Por exercer o posto, Andrada não pôde permanecer filiado a um partido. Antes de assumir o cargo no TCE, disputou as duas eleições para deputado estadual pelo PSDB. O presidente do tribunal afirmou apenas ter recebido o abaixo-assinado e que pretende discutir com o governador, o presidente da Assembleia, Dinis Pinheiro (PSDB), e o procurador-geral de Justiça, Alceu José Torres Marques, antes de tomar uma decisão. “É uma questão de gentileza. Fazemos um trabalho em conjunto”, diz. Caso vença a eleição, Andrada perde o foro de conselheiro, que se equivale ao dos desembargadores.

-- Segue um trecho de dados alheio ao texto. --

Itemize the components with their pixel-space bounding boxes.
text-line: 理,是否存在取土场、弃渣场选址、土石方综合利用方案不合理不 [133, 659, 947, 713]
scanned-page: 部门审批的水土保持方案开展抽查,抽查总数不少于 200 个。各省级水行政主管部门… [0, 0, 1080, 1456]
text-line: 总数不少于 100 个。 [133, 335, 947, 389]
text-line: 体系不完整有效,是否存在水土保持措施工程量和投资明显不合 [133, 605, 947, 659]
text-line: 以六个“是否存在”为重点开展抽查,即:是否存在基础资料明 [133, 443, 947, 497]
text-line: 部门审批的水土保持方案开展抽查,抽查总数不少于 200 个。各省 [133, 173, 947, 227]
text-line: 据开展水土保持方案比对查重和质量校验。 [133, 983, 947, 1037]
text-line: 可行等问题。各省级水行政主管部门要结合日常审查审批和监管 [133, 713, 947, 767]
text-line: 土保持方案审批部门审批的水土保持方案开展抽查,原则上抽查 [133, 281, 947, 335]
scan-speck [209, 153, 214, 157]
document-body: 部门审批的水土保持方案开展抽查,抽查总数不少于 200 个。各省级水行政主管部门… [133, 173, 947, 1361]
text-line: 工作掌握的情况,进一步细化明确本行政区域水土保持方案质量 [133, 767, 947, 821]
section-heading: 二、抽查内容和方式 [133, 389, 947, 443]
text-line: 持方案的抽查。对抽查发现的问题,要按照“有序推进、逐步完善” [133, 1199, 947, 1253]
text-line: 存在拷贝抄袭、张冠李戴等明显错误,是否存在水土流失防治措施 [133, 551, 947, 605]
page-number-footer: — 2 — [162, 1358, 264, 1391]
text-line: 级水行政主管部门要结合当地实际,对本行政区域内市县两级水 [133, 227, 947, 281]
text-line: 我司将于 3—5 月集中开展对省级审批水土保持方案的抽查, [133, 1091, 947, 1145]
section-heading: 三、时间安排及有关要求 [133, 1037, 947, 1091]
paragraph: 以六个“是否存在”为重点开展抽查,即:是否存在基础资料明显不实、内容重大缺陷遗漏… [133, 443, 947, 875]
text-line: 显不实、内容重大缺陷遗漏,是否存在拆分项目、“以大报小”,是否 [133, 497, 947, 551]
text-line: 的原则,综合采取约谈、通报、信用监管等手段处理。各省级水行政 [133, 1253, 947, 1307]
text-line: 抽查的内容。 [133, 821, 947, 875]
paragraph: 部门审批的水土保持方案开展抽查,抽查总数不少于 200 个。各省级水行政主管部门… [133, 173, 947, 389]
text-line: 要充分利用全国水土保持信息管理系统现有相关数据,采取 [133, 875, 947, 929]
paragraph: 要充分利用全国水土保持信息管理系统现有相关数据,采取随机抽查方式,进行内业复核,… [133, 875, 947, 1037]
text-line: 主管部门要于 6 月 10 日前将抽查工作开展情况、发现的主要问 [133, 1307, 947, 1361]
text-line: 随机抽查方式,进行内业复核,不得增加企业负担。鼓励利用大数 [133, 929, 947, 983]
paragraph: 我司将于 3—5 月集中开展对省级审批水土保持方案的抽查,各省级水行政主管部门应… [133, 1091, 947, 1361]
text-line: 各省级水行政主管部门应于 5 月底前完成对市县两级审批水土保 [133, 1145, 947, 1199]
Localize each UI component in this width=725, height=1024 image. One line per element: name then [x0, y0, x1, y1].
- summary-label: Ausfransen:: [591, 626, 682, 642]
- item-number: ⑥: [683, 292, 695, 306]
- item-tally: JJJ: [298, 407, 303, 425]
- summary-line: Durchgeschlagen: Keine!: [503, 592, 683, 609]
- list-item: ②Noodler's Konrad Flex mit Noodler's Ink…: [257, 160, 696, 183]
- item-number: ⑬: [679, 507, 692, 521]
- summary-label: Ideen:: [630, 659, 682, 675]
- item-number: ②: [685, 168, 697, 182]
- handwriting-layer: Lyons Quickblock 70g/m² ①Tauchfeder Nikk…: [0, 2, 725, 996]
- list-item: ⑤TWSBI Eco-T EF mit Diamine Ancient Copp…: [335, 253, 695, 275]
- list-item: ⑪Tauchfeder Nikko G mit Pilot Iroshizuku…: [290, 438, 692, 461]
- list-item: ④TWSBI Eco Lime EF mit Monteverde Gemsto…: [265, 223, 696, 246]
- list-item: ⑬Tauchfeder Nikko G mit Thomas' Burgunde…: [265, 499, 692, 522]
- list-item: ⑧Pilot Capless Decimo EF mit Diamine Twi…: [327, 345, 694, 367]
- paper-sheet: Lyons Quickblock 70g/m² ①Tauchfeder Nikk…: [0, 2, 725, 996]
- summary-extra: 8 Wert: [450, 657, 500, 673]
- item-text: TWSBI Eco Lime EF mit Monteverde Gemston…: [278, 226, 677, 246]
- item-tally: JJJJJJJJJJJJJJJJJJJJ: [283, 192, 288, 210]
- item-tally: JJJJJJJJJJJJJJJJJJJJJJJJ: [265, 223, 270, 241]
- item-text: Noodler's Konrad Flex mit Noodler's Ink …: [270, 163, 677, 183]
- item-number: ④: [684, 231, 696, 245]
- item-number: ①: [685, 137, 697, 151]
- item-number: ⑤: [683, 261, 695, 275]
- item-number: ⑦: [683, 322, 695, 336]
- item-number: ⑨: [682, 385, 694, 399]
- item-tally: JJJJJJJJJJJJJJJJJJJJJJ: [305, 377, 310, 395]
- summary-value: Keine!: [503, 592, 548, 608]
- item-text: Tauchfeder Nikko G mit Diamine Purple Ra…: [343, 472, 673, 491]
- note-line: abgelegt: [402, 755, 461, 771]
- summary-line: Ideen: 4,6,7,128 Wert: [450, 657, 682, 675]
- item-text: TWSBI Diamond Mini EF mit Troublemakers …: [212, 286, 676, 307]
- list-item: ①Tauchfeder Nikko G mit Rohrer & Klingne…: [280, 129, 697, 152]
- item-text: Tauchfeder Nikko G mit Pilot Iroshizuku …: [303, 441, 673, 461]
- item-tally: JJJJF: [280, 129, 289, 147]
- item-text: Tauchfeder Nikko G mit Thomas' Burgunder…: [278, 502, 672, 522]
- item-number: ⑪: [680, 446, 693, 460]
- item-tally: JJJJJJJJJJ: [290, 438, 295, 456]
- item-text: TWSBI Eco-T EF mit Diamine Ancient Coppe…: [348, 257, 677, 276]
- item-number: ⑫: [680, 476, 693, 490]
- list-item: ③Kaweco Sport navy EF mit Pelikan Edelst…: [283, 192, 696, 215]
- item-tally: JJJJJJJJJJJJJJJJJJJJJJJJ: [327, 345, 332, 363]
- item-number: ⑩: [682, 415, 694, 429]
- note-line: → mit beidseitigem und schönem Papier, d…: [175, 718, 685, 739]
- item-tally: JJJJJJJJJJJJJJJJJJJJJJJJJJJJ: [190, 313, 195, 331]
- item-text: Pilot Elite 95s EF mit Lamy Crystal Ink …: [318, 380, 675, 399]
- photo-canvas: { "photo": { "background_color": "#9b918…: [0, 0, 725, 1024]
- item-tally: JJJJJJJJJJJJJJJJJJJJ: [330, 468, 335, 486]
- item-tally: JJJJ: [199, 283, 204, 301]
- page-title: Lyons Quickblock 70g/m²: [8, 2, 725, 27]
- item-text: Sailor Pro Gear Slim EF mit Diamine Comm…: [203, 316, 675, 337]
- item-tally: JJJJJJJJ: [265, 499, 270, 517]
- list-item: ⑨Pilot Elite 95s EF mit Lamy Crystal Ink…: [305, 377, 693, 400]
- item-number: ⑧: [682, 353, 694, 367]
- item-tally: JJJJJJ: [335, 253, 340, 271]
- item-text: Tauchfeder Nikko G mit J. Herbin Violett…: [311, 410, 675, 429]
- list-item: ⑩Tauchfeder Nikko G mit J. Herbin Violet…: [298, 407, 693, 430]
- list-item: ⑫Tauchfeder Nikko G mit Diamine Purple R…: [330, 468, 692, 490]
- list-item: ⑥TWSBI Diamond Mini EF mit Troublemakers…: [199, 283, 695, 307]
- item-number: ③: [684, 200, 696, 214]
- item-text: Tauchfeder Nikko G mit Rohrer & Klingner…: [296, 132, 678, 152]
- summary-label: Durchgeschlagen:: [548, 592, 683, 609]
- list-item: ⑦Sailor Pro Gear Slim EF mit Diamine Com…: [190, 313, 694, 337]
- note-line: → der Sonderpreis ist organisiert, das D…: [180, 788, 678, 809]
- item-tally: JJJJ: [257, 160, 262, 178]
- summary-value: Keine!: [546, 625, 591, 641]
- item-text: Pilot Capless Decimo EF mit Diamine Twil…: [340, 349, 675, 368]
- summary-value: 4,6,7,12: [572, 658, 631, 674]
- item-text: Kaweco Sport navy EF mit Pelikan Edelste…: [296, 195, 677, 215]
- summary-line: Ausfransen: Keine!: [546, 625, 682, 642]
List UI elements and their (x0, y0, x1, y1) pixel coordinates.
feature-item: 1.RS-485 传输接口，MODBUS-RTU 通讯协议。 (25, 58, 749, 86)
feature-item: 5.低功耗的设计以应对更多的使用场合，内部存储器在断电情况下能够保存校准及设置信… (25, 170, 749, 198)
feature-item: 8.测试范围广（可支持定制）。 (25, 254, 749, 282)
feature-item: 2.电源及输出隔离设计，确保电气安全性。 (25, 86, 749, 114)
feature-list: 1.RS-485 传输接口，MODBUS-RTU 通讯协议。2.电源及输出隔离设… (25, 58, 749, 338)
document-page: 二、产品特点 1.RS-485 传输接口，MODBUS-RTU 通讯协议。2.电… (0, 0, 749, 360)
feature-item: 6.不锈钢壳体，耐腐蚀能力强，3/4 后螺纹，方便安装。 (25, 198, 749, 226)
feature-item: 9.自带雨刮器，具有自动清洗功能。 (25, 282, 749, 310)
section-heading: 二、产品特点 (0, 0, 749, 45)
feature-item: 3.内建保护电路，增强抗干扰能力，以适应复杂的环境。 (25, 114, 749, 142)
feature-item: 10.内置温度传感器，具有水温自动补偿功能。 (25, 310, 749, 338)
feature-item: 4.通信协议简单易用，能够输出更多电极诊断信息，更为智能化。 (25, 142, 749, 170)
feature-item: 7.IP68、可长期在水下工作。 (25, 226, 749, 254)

Na hipótese de aceitar a candidatura a prefeito de Barbacena, Adriene Andrade, vice-presidente do TCE e mulher do senador Clésio Andrade (PMDB), deverá assumir a presidência do tribunal. Apesar de a escolha ser feita em eleição com o voto dos sete conselheiros, existe um acordo entre o grupo para que a cadeira ocupada por Adriene seja a próxima indicada à sucessão de Andrada. Conforme o regimento do TCE, a eleição acontece 15 dias depois da renúncia do presidente.
Memória
Verdade ou mito?
A influência dos Andradas e dos Bias Fortes em Barbacena remonta à última metade do século 19. Tudo começou com uma aliança entre as duas famílias, que passaram a comandar a vida política local. No entanto, com a Revolução de 1930 e o surgimento de novos líderes estaduais e municipais, foi inevitável a ruptura entre os grupos. Desde então, a cidade mineira se tornou palco de acordos, disputas e conchavos por poder. Seus solares se tornaram templos políticos, onde de um lado estava uma influente família presente em vários momentos da história brasileira – o que inclui o processo de independência do Brasil – e do outro uma oligarquia local cuja história se confunde com a ocupação da região. Mas há quem diga que a rivalidade entre os dois grupos é um mito, uma vez que eles apresentavam ideias conservadoras semelhantes e dificultaram a ascenção de outros líderes e ideais políticos locais.